= Hofmeister Lager =

German beer distributed in Great Britain

Hofmeister is a pale lager with 5% alcohol by volume distributed in Great Britain.

== History ==
From the 1980s to 2003, Hofmeister was a 3.2% alcohol by volume pale lager produced by Scottish & Newcastle (later Scottish Courage). In 2007, Heineken International and Carlsberg jointly acquired Scottish & Newcastle, including the Hofmeister brand.

In 2016, Spencer Chambers and Richard Longhurst acquired Hofmeister from Heineken.

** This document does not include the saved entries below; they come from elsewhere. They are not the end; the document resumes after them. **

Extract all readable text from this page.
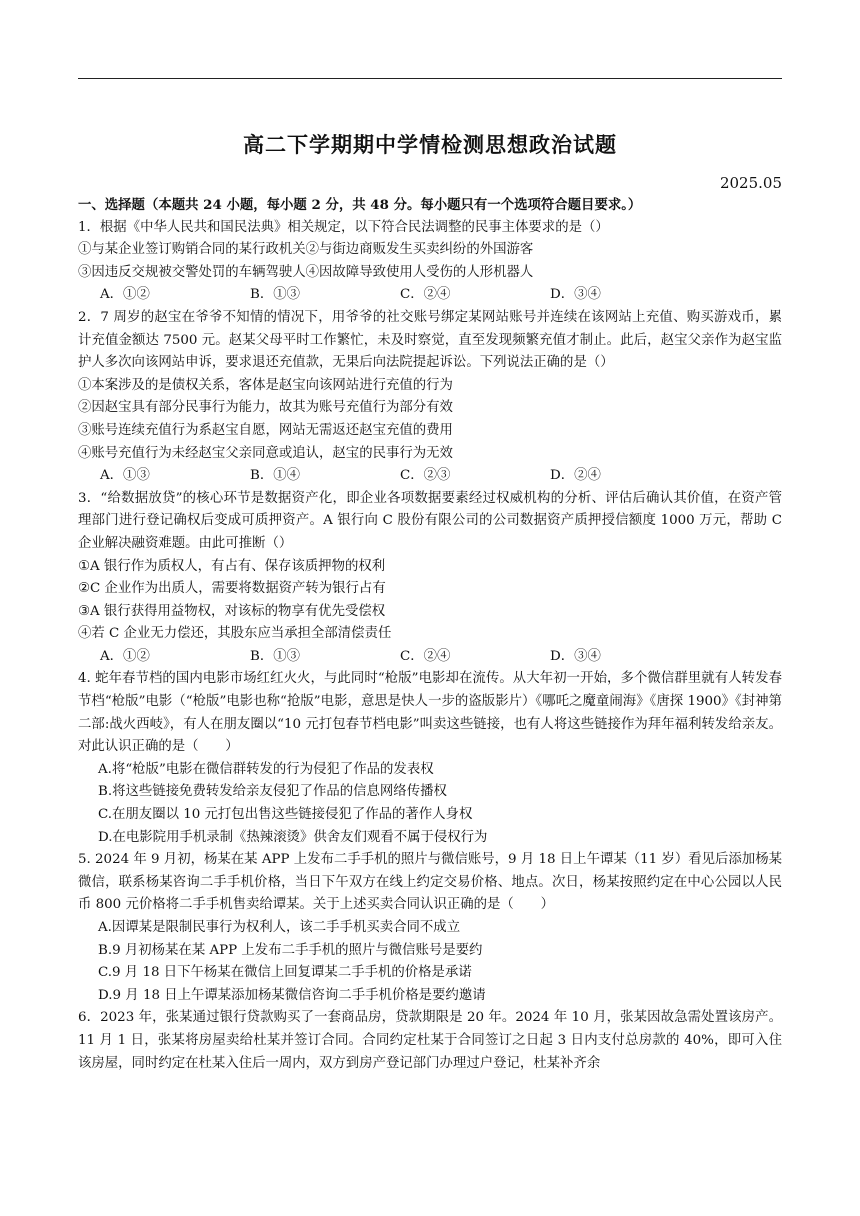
高二下学期期中学情检测思想政治试题
2025.05
一、选择题（本题共 24 小题，每小题 2 分，共 48 分。每小题只有一个选项符合题目要求。）
1．根据《中华人民共和国民法典》相关规定，以下符合民法调整的民事主体要求的是（）
①与某企业签订购销合同的某行政机关②与街边商贩发生买卖纠纷的外国游客
③因违反交规被交警处罚的车辆驾驶人④因故障导致使用人受伤的人形机器人
A．①②	B．①③	C．②④	D．③④
2．7 周岁的赵宝在爷爷不知情的情况下，用爷爷的社交账号绑定某网站账号并连续在该网站上充值、购买游戏币，累计充值金额达 7500 元。赵某父母平时工作繁忙，未及时察觉，直至发现频繁充值才制止。此后，赵宝父亲作为赵宝监护人多次向该网站申诉，要求退还充值款，无果后向法院提起诉讼。下列说法正确的是（）
①本案涉及的是债权关系，客体是赵宝向该网站进行充值的行为
②因赵宝具有部分民事行为能力，故其为账号充值行为部分有效
③账号连续充值行为系赵宝自愿，网站无需返还赵宝充值的费用
④账号充值行为未经赵宝父亲同意或追认，赵宝的民事行为无效
A．①③	B．①④	C．②③	D．②④
3．“给数据放贷”的核心环节是数据资产化，即企业各项数据要素经过权威机构的分析、评估后确认其价值，在资产管理部门进行登记确权后变成可质押资产。A 银行向 C 股份有限公司的公司数据资产质押授信额度 1000 万元，帮助 C 企业解决融资难题。由此可推断（）
①A 银行作为质权人，有占有、保存该质押物的权利
②C 企业作为出质人，需要将数据资产转为银行占有
③A 银行获得用益物权，对该标的物享有优先受偿权
④若 C 企业无力偿还，其股东应当承担全部清偿责任
A．①②	B．①③	C．②④	D．③④
4. 蛇年春节档的国内电影市场红红火火，与此同时“枪版”电影却在流传。从大年初一开始，多个微信群里就有人转发春节档“枪版”电影（“枪版”电影也称“抢版”电影，意思是快人一步的盗版影片）《哪吒之魔童闹海》《唐探 1900》《封神第二部:战火西岐》，有人在朋友圈以“10 元打包春节档电影”叫卖这些链接，也有人将这些链接作为拜年福利转发给亲友。对此认识正确的是（　　）
A.将“枪版”电影在微信群转发的行为侵犯了作品的发表权
B.将这些链接免费转发给亲友侵犯了作品的信息网络传播权
C.在朋友圈以 10 元打包出售这些链接侵犯了作品的著作人身权
D.在电影院用手机录制《热辣滚烫》供舍友们观看不属于侵权行为
5. 2024 年 9 月初，杨某在某 APP 上发布二手手机的照片与微信账号，9 月 18 日上午谭某（11 岁）看见后添加杨某微信，联系杨某咨询二手手机价格，当日下午双方在线上约定交易价格、地点。次日，杨某按照约定在中心公园以人民币 800 元价格将二手手机售卖给谭某。关于上述买卖合同认识正确的是（　　）
A.因谭某是限制民事行为权利人，该二手手机买卖合同不成立
B.9 月初杨某在某 APP 上发布二手手机的照片与微信账号是要约
C.9 月 18 日下午杨某在微信上回复谭某二手手机的价格是承诺
D.9 月 18 日上午谭某添加杨某微信咨询二手手机价格是要约邀请
6．2023 年，张某通过银行贷款购买了一套商品房，贷款期限是 20 年。2024 年 10 月，张某因故急需处置该房产。11 月 1 日，张某将房屋卖给杜某并签订合同。合同约定杜某于合同签订之日起 3 日内支付总房款的 40%，即可入住该房屋，同时约定在杜某入住后一周内，双方到房产登记部门办理过户登记，杜某补齐余
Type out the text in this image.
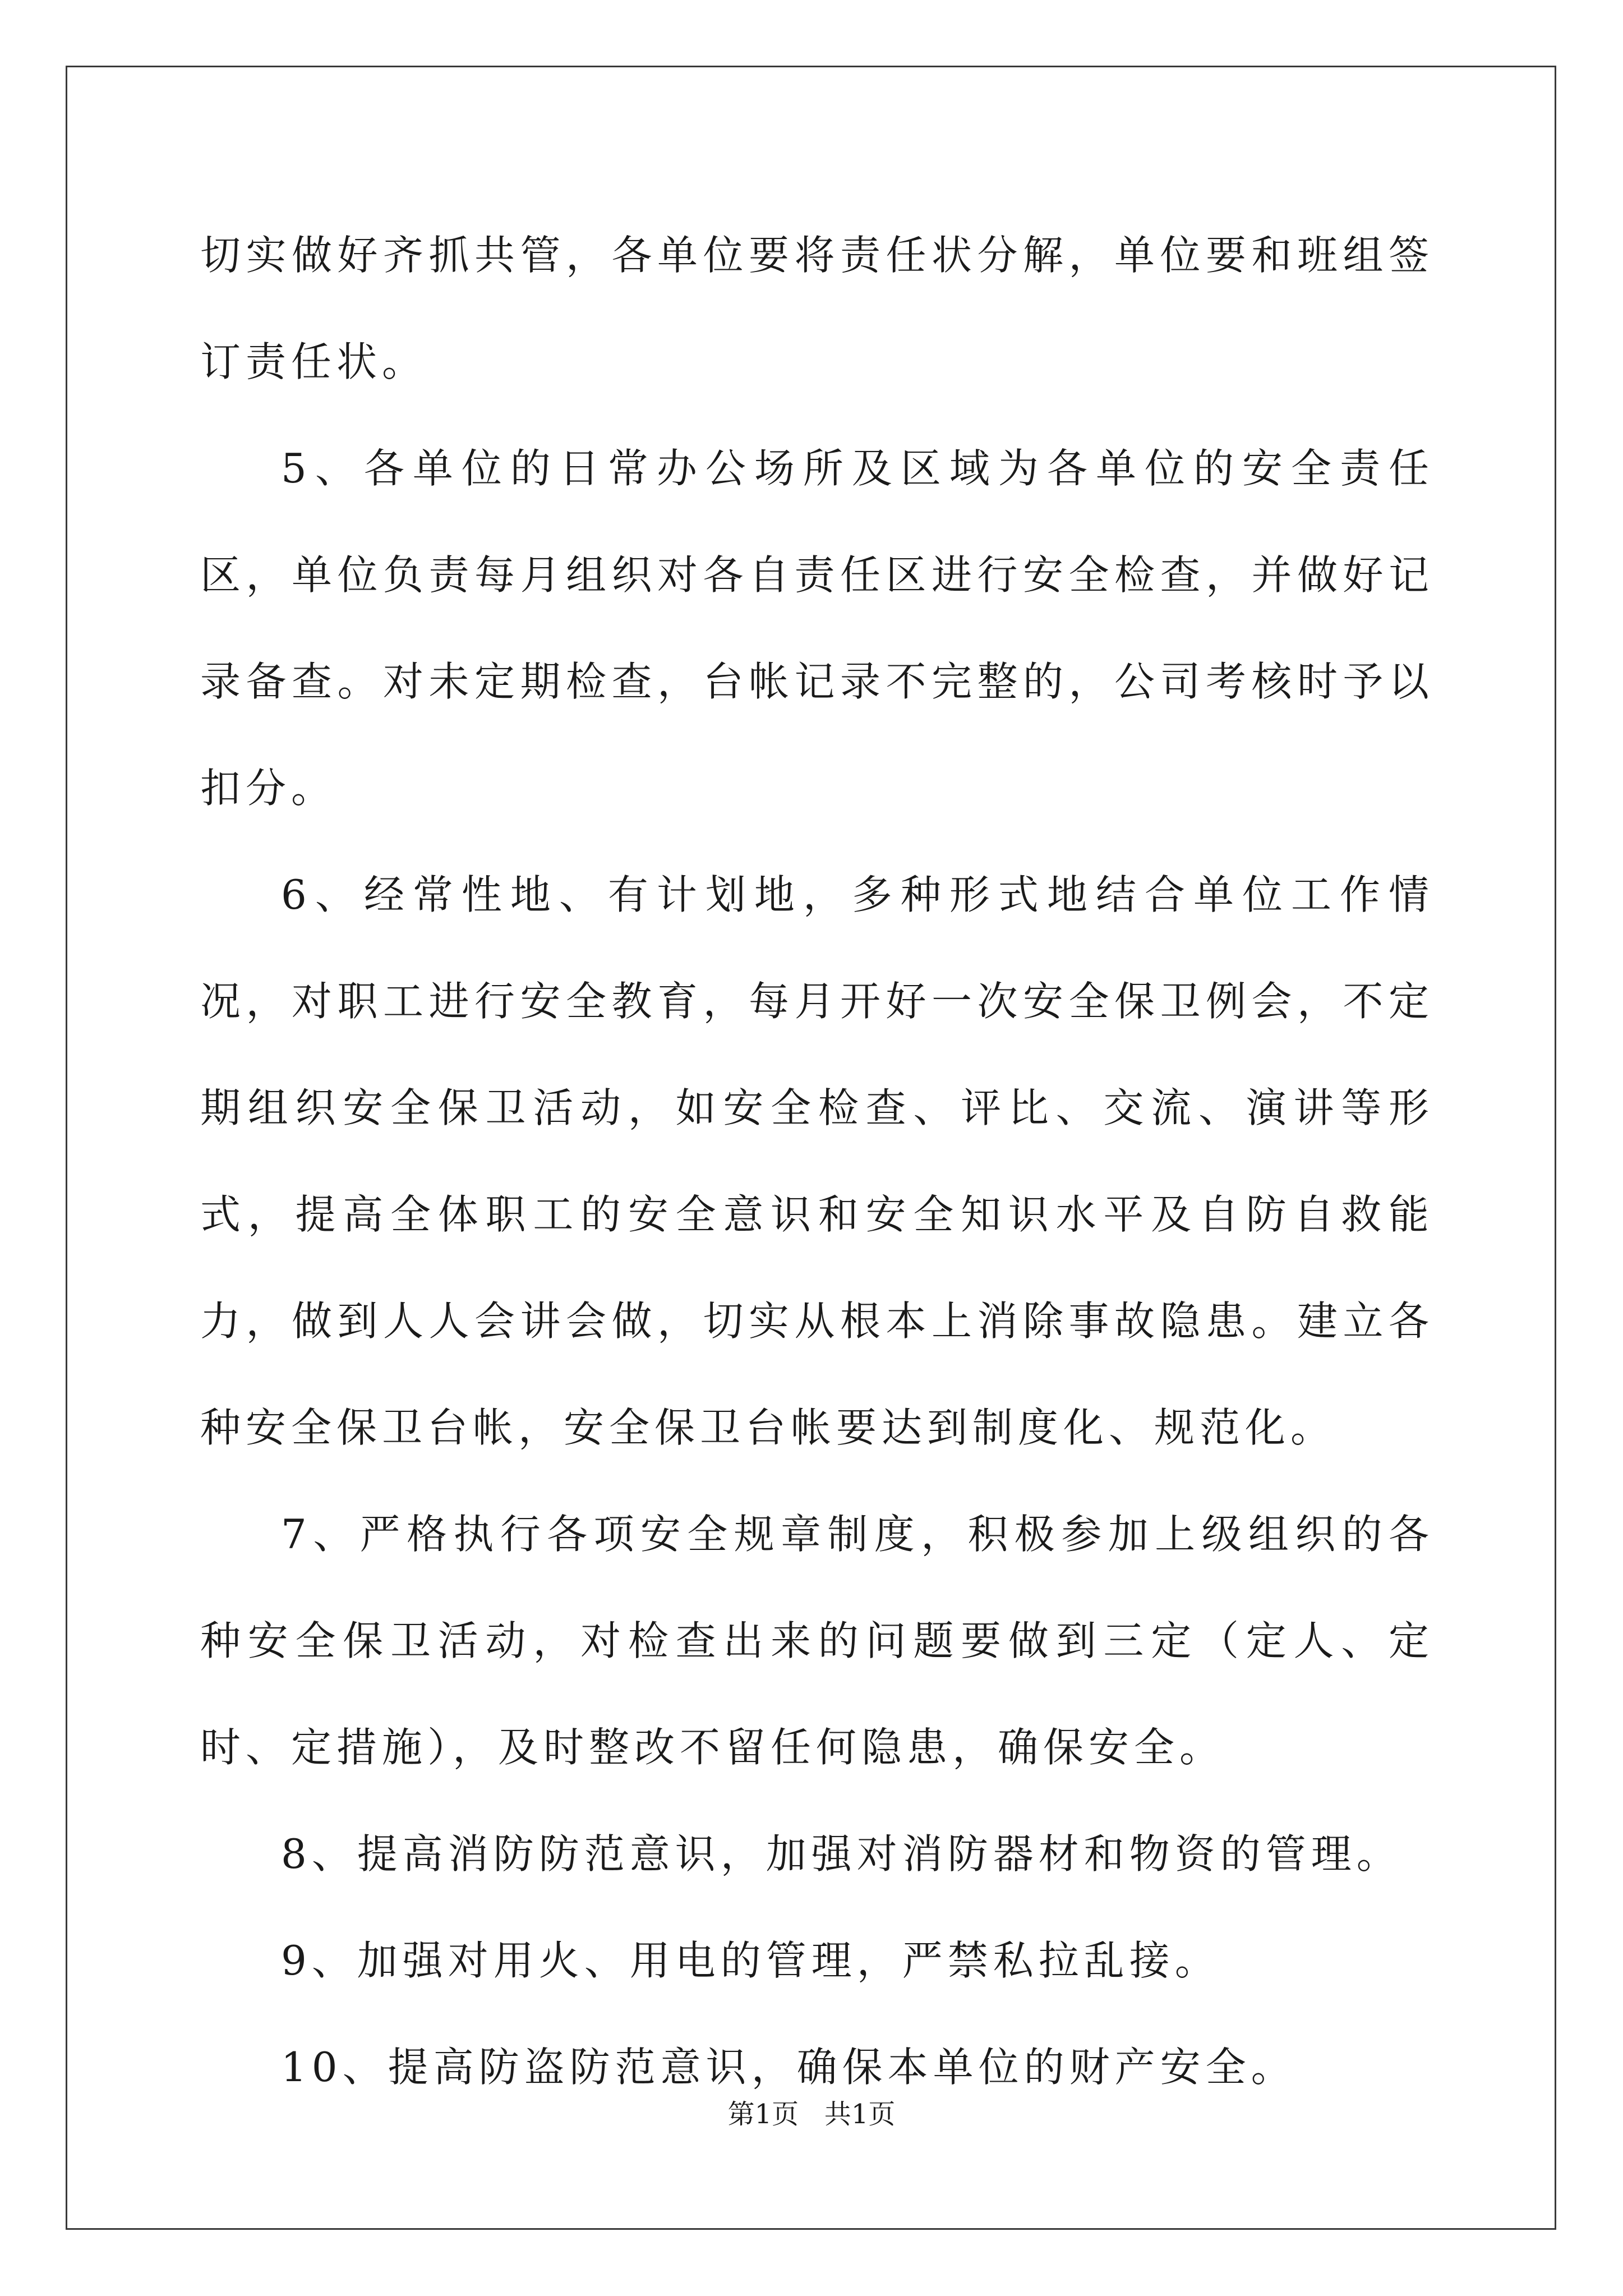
切实做好齐抓共管，各单位要将责任状分解，单位要和班组签订责任状。

5、各单位的日常办公场所及区域为各单位的安全责任区，单位负责每月组织对各自责任区进行安全检查，并做好记录备查。对未定期检查，台帐记录不完整的，公司考核时予以扣分。

6、经常性地、有计划地，多种形式地结合单位工作情况，对职工进行安全教育，每月开好一次安全保卫例会，不定期组织安全保卫活动，如安全检查、评比、交流、演讲等形式，提高全体职工的安全意识和安全知识水平及自防自救能力，做到人人会讲会做，切实从根本上消除事故隐患。建立各种安全保卫台帐，安全保卫台帐要达到制度化、规范化。

7、严格执行各项安全规章制度，积极参加上级组织的各种安全保卫活动，对检查出来的问题要做到三定（定人、定时、定措施），及时整改不留任何隐患，确保安全。

8、提高消防防范意识，加强对消防器材和物资的管理。

9、加强对用火、用电的管理，严禁私拉乱接。

10、提高防盗防范意识，确保本单位的财产安全。

第1页   共1页
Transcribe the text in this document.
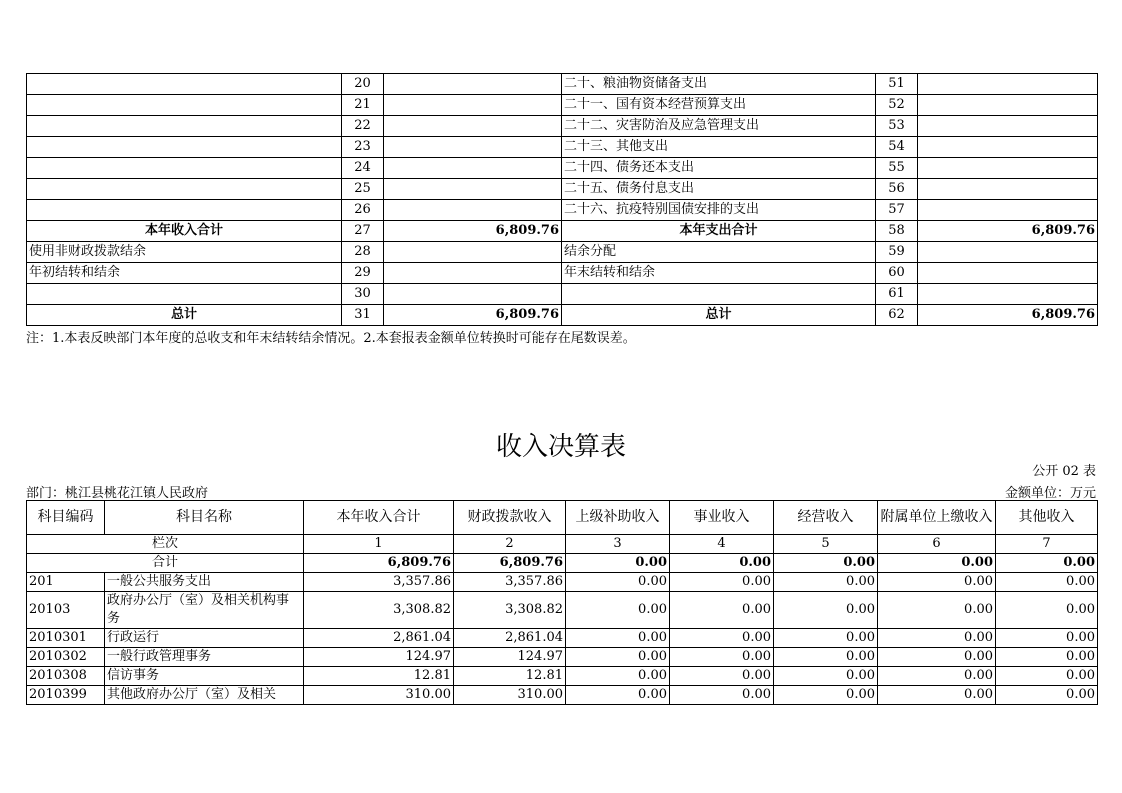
	20		二十、粮油物资储备支出	51	
	21		二十一、国有资本经营预算支出	52	
	22		二十二、灾害防治及应急管理支出	53	
	23		二十三、其他支出	54	
	24		二十四、债务还本支出	55	
	25		二十五、债务付息支出	56	
	26		二十六、抗疫特别国债安排的支出	57	
本年收入合计	27	6,809.76	本年支出合计	58	6,809.76
使用非财政拨款结余	28		结余分配	59	
年初结转和结余	29		年末结转和结余	60	
	30			61	
总计	31	6,809.76	总计	62	6,809.76
注：1.本表反映部门本年度的总收支和年末结转结余情况。2.本套报表金额单位转换时可能存在尾数误差。
收入决算表
公开 02 表
部门：桃江县桃花江镇人民政府	金额单位：万元
科目编码	科目名称	本年收入合计	财政拨款收入	上级补助收入	事业收入	经营收入	附属单位上缴收入	其他收入
栏次		1	2	3	4	5	6	7
合计		6,809.76	6,809.76	0.00	0.00	0.00	0.00	0.00
201	一般公共服务支出	3,357.86	3,357.86	0.00	0.00	0.00	0.00	0.00
20103	政府办公厅（室）及相关机构事务	3,308.82	3,308.82	0.00	0.00	0.00	0.00	0.00
2010301	行政运行	2,861.04	2,861.04	0.00	0.00	0.00	0.00	0.00
2010302	一般行政管理事务	124.97	124.97	0.00	0.00	0.00	0.00	0.00
2010308	信访事务	12.81	12.81	0.00	0.00	0.00	0.00	0.00
2010399	其他政府办公厅（室）及相关	310.00	310.00	0.00	0.00	0.00	0.00	0.00
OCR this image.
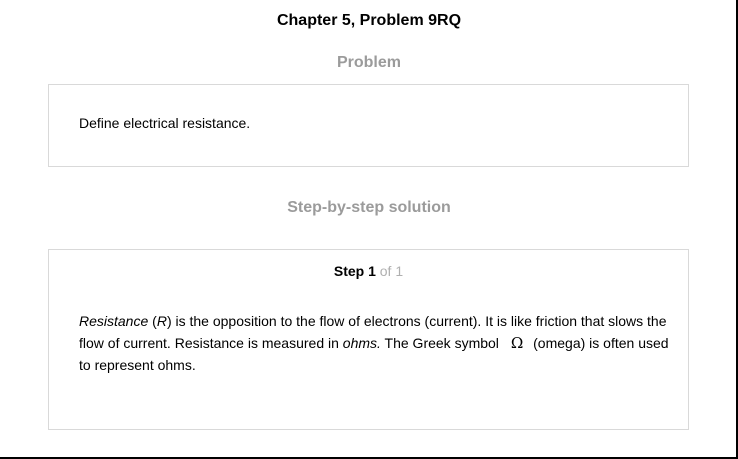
Chapter 5, Problem 9RQ
Problem
Define electrical resistance.
Step-by-step solution
Step 1 of 1
Resistance (R) is the opposition to the flow of electrons (current). It is like friction that slows the flow of current. Resistance is measured in ohms. The Greek symbol Ω (omega) is often used to represent ohms.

The beer was relaunched with new branding and a revised recipe.

In 2017, Hofmeister won the Best Lager award at the International Wine & Spirits Competition (IWSC), becoming the first lager to be given five stars at the awards.

== Production ==
Since 2016, Hofmeister has been brewed by Schweiger, a German brewery located in Markt Schwaben near the Ebersberger Forest in Bavaria.

Hofmeister uses spring water from Schweiger's well, as well as locally grown barley and hops from the Hallertau region. The beer is slow brewed and light golden blonde in colour, with low carbonation. The product is imported from Bavaria for sale in the U.K.

== Advertising ==
The brand was marketed in the 1980s with the slogan "Follow the Bear" and an advertising campaign featuring a bear, George, with a shiny, yellow jacket and a pork pie hat.